Tayoush in action: Claiming that Israeli "settlers" prevent Palestinian children from going to school.

This week, Tayoush issued a leaflet in Arabic, Hebrew and English in which it claimed that Israelis who live in Jewish communities in the Southern Hebron region were preventing Palestinian Arab children from nearby Arab villages from going to school for many months. For that reason, Tayoush announced that it had raised funds to organized a massive convoy to accompany Arab children to school. On the answering machine of Tayoush, in English, Arabic and Hebrew, at 03-6914437, you hear a recorded message to join their convoy on Saturday, October 26th, "which is occuring because of the Israeli settler harrassment of Palestinian children"

Tayoush provided what it had hoped would be credible eyewitness testimony from Arab villagers from the villages of Tuba and Lakia that would attest to their allegation that Israelis were preventing them from going to school.

Their story was different - that the Israeli army, in coordination with Jewish communities in the area, had paved a new footpath for children to go to school which would circumvent the roads and the Jewish communities that are in the area.

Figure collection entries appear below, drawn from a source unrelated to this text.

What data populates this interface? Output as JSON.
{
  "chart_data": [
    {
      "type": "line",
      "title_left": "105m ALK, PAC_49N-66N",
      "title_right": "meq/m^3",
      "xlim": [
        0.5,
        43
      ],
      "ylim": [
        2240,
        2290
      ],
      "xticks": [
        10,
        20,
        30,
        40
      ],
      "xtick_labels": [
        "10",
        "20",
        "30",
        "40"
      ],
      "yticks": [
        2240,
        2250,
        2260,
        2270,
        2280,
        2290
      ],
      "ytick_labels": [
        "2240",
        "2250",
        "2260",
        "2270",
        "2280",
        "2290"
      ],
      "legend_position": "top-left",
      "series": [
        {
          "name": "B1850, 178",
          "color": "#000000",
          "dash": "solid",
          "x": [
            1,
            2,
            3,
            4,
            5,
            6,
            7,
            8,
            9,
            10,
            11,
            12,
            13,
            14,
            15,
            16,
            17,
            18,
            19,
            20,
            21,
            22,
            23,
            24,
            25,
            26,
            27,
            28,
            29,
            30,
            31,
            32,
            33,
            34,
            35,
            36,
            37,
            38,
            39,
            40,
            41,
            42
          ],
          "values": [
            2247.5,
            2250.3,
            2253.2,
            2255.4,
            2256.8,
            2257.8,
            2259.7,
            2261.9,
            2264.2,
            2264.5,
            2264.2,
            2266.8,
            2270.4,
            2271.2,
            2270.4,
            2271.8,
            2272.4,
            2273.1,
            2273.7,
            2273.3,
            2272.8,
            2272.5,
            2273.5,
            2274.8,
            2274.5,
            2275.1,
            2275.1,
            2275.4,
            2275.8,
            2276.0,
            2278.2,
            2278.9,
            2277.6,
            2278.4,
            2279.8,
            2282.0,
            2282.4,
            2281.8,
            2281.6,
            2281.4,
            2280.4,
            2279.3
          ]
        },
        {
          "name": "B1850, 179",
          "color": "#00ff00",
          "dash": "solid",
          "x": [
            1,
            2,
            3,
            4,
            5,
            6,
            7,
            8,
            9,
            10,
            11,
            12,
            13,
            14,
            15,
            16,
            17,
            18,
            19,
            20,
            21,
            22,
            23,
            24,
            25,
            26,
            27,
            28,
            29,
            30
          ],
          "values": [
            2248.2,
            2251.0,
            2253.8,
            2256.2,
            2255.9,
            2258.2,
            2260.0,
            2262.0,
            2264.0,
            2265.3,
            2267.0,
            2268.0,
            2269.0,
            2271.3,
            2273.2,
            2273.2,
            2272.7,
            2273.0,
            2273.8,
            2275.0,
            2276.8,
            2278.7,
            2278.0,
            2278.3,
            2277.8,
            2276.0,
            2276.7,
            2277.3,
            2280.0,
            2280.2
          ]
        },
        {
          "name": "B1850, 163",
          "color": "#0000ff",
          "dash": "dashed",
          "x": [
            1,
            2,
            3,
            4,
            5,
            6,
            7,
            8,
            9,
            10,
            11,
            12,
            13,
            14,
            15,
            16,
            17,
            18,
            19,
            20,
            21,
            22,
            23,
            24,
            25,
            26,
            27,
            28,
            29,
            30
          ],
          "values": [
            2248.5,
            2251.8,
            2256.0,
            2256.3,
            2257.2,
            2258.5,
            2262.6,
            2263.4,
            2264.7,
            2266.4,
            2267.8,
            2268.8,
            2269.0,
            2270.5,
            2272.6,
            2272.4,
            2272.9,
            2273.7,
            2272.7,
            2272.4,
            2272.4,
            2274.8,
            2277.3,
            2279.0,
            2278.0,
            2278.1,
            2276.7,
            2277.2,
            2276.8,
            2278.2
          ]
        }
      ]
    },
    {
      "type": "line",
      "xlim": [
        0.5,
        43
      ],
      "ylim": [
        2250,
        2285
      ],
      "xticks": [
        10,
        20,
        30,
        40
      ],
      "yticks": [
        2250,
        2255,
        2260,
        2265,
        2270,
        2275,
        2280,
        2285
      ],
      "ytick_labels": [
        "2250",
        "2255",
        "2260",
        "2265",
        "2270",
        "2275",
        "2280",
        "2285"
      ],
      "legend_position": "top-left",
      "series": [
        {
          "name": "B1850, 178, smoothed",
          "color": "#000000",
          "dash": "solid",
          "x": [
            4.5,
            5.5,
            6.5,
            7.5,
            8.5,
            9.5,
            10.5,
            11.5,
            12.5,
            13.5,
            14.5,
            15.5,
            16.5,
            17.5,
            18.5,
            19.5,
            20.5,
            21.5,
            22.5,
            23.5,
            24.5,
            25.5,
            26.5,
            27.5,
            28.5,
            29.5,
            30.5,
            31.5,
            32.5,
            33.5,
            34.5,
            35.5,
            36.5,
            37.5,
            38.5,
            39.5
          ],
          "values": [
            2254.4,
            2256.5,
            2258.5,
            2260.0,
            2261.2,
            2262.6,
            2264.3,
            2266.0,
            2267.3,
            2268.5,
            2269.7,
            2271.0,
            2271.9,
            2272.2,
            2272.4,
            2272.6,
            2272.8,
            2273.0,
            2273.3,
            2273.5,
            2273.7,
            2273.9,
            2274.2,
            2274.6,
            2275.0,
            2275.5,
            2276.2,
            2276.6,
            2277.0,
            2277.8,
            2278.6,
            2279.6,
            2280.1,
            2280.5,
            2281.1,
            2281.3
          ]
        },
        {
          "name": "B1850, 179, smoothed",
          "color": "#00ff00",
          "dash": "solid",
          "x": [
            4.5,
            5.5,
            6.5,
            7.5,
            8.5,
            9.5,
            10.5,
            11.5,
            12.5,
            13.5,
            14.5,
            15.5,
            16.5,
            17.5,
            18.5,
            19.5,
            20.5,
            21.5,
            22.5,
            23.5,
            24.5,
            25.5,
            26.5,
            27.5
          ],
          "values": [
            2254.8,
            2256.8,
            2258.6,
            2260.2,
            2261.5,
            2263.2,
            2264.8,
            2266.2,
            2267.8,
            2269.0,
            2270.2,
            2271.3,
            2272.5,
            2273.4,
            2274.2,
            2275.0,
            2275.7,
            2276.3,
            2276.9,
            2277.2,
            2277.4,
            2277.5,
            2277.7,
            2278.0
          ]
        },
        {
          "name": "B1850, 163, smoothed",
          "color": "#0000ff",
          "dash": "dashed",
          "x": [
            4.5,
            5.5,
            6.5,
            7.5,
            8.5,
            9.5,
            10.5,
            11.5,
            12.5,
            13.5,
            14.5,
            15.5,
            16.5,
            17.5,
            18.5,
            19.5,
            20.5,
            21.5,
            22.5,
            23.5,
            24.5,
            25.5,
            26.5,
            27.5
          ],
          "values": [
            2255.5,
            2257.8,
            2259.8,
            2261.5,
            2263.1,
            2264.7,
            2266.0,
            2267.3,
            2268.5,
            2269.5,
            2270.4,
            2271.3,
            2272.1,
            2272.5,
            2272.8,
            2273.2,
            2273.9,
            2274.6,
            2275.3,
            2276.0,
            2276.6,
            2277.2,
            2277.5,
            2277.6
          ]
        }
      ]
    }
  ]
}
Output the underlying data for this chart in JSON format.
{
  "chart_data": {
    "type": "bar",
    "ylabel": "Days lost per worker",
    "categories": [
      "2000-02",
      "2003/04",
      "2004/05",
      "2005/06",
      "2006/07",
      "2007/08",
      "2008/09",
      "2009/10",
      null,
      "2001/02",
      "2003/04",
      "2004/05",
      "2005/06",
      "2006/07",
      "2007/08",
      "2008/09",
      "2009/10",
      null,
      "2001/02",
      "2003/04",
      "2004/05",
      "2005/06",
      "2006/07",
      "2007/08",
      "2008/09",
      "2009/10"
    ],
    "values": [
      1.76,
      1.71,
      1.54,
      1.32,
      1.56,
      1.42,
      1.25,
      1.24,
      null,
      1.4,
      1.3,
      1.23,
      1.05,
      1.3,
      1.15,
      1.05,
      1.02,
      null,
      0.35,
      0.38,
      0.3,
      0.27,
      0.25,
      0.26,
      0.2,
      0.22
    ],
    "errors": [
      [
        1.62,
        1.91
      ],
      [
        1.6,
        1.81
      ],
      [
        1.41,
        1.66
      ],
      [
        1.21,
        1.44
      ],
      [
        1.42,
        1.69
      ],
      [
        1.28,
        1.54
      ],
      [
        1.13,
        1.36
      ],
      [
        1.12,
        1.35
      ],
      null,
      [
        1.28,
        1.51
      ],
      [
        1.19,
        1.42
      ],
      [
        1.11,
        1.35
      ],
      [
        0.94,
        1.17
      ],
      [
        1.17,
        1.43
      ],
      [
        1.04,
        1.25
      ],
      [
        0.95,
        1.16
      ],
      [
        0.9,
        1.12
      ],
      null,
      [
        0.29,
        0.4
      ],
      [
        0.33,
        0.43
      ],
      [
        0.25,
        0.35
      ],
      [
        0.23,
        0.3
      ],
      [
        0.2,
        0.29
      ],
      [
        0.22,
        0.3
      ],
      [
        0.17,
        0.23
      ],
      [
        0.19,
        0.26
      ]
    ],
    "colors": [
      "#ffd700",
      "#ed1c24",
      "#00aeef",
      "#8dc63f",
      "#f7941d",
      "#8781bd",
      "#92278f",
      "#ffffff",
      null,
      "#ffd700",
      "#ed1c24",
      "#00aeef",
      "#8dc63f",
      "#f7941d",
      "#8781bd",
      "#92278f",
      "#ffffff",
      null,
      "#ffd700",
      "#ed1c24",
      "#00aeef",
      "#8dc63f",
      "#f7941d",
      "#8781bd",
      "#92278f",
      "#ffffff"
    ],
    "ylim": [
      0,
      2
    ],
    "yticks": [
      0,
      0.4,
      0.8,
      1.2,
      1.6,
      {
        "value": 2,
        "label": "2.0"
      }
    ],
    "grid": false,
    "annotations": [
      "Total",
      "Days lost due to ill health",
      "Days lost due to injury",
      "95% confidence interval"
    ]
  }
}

565 shooting attacks against Jews had occurred over the past two years in the South Hebron region, which had resulted in the deaths of eight Jewish civilians.

Mahmud Hamamdeh, from the Arab village of Tuba, said that the school children had nothing to do with these armed attacks and that "they would 'only' throw stones. After all, they are children, are they not", he claimed.

Mahmud made it clear that their schools were indeed open, that most of the children were going to school, but that they resented the extra 45 minutes that his children had to walk to school.

Another Palestinian Arab villager referred by Tayoush, Anwar Al Hajuj, from the Arab village of Lakia, said that 21 pupils out of 65 students had dropped out of school because they did not like the walk.

The accounts of Arab villagers were a far cry from the claims of Tayoush website, which was that Israeli settlers were preventing Palestinian school children from going to school for many months.

In other words, Palestinian Arab school children had been inconvenienced in a time of war.

Would Tayoush change its allegations that a severe human rights violation had occurred?


Tayoush spokesman Niv Gordon, reached at his East Jerusalem home, said that "The creation of a special path for Arab children to go to school is Israeli Apartheid".

Gordon was emphatic that any separate path paved for Palestinian Arabs would mean that Israel had adopted a policy of Apartheid.

Tayoush has invited the media to participate in its motorized procession this Saturday in which Tayoush leaders say that they will escort Palestinian school children to school in order to protect them from the threat of Jewish neighbors whom Tayoush claims will not allow them to get an education.

Will the media buy the story being spun by Tayoush? Time will tell.